Sarahs Besuch hatte etwas in ihm bewegt. Eine längst verschüttet geglaubte Seite in seiner Seele hatte wieder zu klingen begonnen. Von diesem Tag an saß er stundenlang in seinem Zimmer und lauschte der  klassischen Musik mehrerer von ihm verehrten Komponisten.

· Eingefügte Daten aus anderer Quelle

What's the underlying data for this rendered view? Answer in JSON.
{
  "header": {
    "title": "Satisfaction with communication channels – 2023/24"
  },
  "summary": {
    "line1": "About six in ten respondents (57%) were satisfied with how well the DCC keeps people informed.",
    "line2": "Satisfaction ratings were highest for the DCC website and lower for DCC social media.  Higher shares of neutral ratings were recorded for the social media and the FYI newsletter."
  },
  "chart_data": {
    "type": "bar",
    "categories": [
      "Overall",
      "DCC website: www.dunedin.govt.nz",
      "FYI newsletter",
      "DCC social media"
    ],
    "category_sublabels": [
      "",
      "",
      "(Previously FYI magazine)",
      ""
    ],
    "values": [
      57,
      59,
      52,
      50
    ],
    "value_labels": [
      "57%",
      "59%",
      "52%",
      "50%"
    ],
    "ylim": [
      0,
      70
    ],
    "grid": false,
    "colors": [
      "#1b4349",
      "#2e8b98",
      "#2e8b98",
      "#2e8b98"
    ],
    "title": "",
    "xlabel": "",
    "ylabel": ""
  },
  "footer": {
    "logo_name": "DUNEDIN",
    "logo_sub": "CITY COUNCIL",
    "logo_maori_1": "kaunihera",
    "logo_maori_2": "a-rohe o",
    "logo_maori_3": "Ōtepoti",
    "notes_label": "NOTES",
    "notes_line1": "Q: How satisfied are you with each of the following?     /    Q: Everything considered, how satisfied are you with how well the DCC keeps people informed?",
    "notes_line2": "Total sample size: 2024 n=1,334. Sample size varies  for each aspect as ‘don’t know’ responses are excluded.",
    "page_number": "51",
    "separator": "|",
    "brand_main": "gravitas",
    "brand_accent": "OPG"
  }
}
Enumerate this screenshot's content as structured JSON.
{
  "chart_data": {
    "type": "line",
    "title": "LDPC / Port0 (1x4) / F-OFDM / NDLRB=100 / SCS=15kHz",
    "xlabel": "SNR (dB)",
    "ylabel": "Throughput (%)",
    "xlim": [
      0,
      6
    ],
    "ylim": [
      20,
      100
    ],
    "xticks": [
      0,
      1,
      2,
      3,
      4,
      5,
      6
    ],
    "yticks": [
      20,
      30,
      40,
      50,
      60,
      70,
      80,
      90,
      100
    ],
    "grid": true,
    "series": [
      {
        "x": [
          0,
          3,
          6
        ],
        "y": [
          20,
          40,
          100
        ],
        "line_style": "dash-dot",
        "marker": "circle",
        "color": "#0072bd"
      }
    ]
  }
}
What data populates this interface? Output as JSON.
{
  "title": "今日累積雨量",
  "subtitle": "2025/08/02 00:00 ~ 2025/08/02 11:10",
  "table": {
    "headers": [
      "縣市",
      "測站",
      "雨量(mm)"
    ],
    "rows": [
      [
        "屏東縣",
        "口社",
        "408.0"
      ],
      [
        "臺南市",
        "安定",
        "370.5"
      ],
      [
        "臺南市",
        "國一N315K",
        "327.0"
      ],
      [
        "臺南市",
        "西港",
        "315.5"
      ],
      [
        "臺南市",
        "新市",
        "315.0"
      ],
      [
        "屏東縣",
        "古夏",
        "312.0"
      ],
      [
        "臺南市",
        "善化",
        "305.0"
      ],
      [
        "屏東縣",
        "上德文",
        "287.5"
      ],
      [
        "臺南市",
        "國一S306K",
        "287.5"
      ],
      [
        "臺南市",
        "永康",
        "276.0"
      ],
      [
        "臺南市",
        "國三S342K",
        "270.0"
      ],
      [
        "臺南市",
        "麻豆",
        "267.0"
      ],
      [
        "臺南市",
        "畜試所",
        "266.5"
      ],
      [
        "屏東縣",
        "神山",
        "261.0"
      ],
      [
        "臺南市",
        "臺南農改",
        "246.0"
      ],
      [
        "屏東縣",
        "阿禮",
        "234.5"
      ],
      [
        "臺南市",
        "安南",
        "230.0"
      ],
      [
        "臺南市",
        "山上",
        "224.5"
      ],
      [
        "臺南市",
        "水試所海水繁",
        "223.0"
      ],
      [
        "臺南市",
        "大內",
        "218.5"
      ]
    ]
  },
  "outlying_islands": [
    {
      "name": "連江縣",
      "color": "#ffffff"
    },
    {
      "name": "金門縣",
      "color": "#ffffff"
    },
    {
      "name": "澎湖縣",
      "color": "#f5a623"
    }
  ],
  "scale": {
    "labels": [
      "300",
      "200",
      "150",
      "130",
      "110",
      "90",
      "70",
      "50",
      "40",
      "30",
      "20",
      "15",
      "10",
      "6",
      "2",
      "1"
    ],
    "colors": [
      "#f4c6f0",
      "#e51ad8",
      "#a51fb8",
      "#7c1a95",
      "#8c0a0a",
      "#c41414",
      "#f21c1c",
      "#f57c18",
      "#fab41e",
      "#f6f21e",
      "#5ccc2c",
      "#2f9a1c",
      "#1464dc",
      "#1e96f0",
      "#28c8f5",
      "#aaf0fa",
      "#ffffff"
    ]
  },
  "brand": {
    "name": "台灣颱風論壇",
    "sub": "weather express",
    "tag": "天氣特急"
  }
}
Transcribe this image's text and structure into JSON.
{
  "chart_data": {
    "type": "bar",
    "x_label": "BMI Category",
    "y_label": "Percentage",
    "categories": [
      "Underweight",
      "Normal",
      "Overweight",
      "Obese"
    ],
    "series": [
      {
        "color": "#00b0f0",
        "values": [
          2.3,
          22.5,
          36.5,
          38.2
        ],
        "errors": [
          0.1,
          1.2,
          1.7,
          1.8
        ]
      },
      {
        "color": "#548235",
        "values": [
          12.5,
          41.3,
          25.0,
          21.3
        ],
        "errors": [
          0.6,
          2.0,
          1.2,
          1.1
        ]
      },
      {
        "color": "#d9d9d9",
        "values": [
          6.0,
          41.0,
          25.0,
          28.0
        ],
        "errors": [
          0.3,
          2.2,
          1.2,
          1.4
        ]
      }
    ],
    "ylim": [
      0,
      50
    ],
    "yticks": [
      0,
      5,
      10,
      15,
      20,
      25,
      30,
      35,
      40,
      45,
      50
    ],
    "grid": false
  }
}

Sofia und er unternahmen wieder Spaziergänge durch den herbstlichen Wald und setzten sich oft auf eine Bank in die warme Spätsommersonne. Sofia erzählte ihm, wie die Natur sich veränderte und Mutter Erde immer mehr zur Ruhezeit überging. Er hielt bunte Blätter in seinen Händen, ertastete die glatte Oberfläche der frisch gefallenen Kastanien und spürte die wärmende Sonne auf der Haut.

Als Sofia ihm mit ihrem besonderen Talent der detailgetreuen Schilderung von längst vergangenen Reisen erzählte, wurde sein Inneres  heller und bunter, auch wenn seine Augen an der schwarzen Wand nicht vorbeikamen.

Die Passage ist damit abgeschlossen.